The society organizes annual and biennial meetings hosted in cities such as Boston, Toronto, Melbourne, Amsterdam, Seoul, Mexico City, Rio de Janeiro, Copenhagen, and Beijing, often co-located with events by History of Science Society, European Association for the Study of Science and Technology, and regional networks like the Latin American Studies Association. Program themes have intersected with moments such as the Green Revolution, debates over stem cell research highlighted by policy in California, the politics surrounding vaccination campaigns during outbreaks like SARS and COVID-19 pandemic, and technological controversies exemplified by surveillance capitalism debates around Facebook and Twitter.

Publications and Awards

The society sponsors journals and publication series linked to venues like Oxford University Press, Routledge, SAGE Publications, University of Chicago Press, and MIT Press, and recognizes contributions through awards named in honor of figures comparable to Thomas Kuhn, Robert Merton, Bruno Latour, and Donna Haraway. Its flagship outlets publish work ranging from case studies of institutions such as Genentech and Monsanto to theoretical interventions that dialogue with texts by Karl Popper, Michel Callon, Andrew Pickering, Gilles Deleuze, and Paul Feyerabend.
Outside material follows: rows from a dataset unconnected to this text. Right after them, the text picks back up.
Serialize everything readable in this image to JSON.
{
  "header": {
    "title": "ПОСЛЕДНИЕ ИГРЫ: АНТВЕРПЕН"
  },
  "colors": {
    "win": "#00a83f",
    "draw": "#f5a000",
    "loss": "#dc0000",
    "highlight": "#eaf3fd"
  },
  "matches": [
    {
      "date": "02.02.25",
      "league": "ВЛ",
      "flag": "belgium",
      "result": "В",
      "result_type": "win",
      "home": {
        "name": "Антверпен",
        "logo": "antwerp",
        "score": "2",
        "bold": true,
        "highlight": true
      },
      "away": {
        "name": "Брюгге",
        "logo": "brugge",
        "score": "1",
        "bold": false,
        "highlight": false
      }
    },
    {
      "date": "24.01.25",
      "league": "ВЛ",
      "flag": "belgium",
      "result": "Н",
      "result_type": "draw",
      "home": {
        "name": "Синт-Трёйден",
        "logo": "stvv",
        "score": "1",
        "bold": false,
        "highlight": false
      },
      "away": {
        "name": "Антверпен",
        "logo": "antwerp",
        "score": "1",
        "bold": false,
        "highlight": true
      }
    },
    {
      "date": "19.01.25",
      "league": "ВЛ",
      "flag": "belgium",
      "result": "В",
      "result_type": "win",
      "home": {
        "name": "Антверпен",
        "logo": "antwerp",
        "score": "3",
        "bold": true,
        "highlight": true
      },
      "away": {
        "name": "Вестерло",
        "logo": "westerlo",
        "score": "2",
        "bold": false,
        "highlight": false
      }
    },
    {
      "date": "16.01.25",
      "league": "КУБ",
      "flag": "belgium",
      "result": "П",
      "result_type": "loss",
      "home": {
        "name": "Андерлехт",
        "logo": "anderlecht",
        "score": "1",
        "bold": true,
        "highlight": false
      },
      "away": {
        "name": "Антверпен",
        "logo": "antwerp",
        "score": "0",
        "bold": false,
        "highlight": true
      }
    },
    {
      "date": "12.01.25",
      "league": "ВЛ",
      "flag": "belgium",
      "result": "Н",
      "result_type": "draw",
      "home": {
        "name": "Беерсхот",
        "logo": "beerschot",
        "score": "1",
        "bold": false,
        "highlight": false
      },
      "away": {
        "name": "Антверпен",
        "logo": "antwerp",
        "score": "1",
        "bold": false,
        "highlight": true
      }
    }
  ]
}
Prize committees have acknowledged scholarship that engages controversies like the Tuskegee Syphilis Study, debates over GMOs during the World Trade Organization negotiations, and ethics issues as in the Nuremberg Code aftermath.

Impact and Criticism

Scholars affiliated with the society have influenced policy debates at organizations such as European Commission, US Food and Drug Administration, World Bank, World Health Organization, and UNESCO, and have shaped curricula across departments at institutions like MIT, UCL, University of Amsterdam, and Stanford University. Critics drawn from perspectives associated with Positivism, Marxism, Feminist epistemology, and Science communication have contested the society's methods and political stances, debating episodes involving figures like Rachel Carson, Edward Jenner, and controversies such as the Wakefield affair. Debates continue over inclusivity, decolonization initiatives engaging scholars from Nigeria, Kenya, Brazil, India, China, South Africa, and the balance between advocacy and analysis amid crises including the Climate change negotiations and public health emergencies like the Ebola virus epidemic.